Check out Touchstone Magazine for this brilliant piece on Johnny Cash. The whole article is tremendous, but the last few paragraphs are so accurate and profound that I have to reprint them here in their entirety. (By the way, you can listen to my recent sermon on Johnny Cash here. I touch on some of these same themes, although far less eloquently.)
Cash always seemed to connect. When other Christian celebrities tried to
down-play sin and condemnation in favor of upbeat messages about how much better
life is with Jesus, Cash sang about the tyranny of guilt and the certainty
of coming judgment. An angst-ridden youth culture may not have fully comprehended
guilt, but they understood pain. And, somehow, they sensed Cash was for real.
The face of Johnny Cash reminded this generation that he has tasted everything
the MTV culture has to offer—and found there a way that leads to death.
In a culture that idolizes the hormonal surges of youth, Cash reminds the young
of what MTV doesn’t want them to know: “It is appointed to man
once to die, and after this the judgment.” His creviced face and blurring
eyes remind them that there is not enough Botox in all of Hollywood to revive
a corpse.
Cash wasn’t trying to be an evangelist—and his fellow Bible-belt
Evangelicals knew it. But he was able to reach youth culture in a way the rest
of us often can’t, precisely because he refused to sugarcoat or “market” the
gospel in the “language” of today’s teenagers.
One of Cash’s final songs was also one of his best, an eerie tune based
on the Book of Revelation. His haunting voice, filled with the tremors of approaching
hoof-beats, sang the challenge: “The hairs on your arms will all stand
up/ At the terror of each sip and each sup./ Will you partake of that last
offered cup?/ Or disappear into the potter’s ground/ When the Man comes
around?”
Cash’s young fans (and his old ones too) may not have known what he
was talking about, but they sensed that he did. They recognized in Cash a sinner
like them, but a sinner who mourned the tragedy of his past and found peace
in One who bore terrors that make Folsom Prison pale in comparison.
Johnny Cash is dead, and there will never be another. But all around us there
are empires of dirt, and billions of self-styled emperors marching toward judgment.

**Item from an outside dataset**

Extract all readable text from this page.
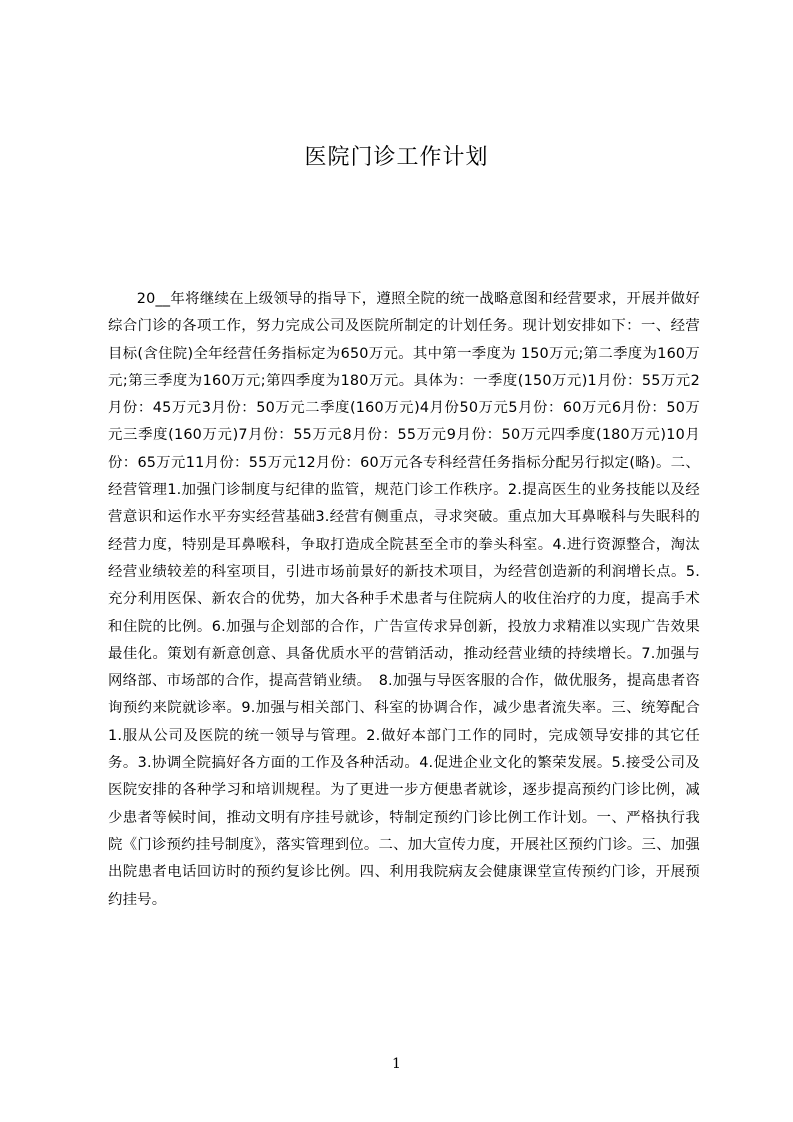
医院门诊工作计划

20__年将继续在上级领导的指导下，遵照全院的统一战略意图和经营要求，开展并做好综合门诊的各项工作，努力完成公司及医院所制定的计划任务。现计划安排如下：一、经营目标(含住院)全年经营任务指标定为650万元。其中第一季度为 150万元;第二季度为160万元;第三季度为160万元;第四季度为180万元。具体为：一季度(150万元)1月份：55万元2月份：45万元3月份：50万元二季度(160万元)4月份50万元5月份：60万元6月份：50万元三季度(160万元)7月份：55万元8月份：55万元9月份：50万元四季度(180万元)10月份：65万元11月份：55万元12月份：60万元各专科经营任务指标分配另行拟定(略)。二、经营管理1.加强门诊制度与纪律的监管，规范门诊工作秩序。2.提高医生的业务技能以及经营意识和运作水平夯实经营基础3.经营有侧重点，寻求突破。重点加大耳鼻喉科与失眠科的经营力度，特别是耳鼻喉科，争取打造成全院甚至全市的拳头科室。4.进行资源整合，淘汰经营业绩较差的科室项目，引进市场前景好的新技术项目，为经营创造新的利润增长点。5.充分利用医保、新农合的优势，加大各种手术患者与住院病人的收住治疗的力度，提高手术和住院的比例。6.加强与企划部的合作，广告宣传求异创新，投放力求精准以实现广告效果最佳化。策划有新意创意、具备优质水平的营销活动，推动经营业绩的持续增长。7.加强与网络部、市场部的合作，提高营销业绩。　8.加强与导医客服的合作，做优服务，提高患者咨询预约来院就诊率。9.加强与相关部门、科室的协调合作，减少患者流失率。三、统筹配合1.服从公司及医院的统一领导与管理。2.做好本部门工作的同时，完成领导安排的其它任务。3.协调全院搞好各方面的工作及各种活动。4.促进企业文化的繁荣发展。5.接受公司及医院安排的各种学习和培训规程。为了更进一步方便患者就诊，逐步提高预约门诊比例，减少患者等候时间，推动文明有序挂号就诊，特制定预约门诊比例工作计划。一、严格执行我院《门诊预约挂号制度》，落实管理到位。二、加大宣传力度，开展社区预约门诊。三、加强出院患者电话回访时的预约复诊比例。四、利用我院病友会健康课堂宣传预约门诊，开展预约挂号。

1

Perhaps if Christian churches modeled themselves more after Johnny Cash,
and less after perky Christian celebrities such as Kathy Lee Gifford, we might
find ourselves resonating more with the MTV generation. Maybe if we stopped
trying to be “cool,” and stopped hiring youth ministers who are
little more than goateed game-show hosts, we might find a way to connect with
a generation that understands pain and death more than we think.
Perhaps if we paid more attention to the dark side of life, a dark side addressed
in divine revelation, we might find ourselves appealing to men and women in
black. We might connect with men and women who know what it’s like to
feel like fugitives from justice, even if they’ve never been to jail.
We might offer them an authentic warning about what will happen when the Man
comes around.
And, as we do this, we just might hear somewhere up in the cloud of witnesses
a voice that once cried in the wilderness: “Hello, I’m Johnny Cash.”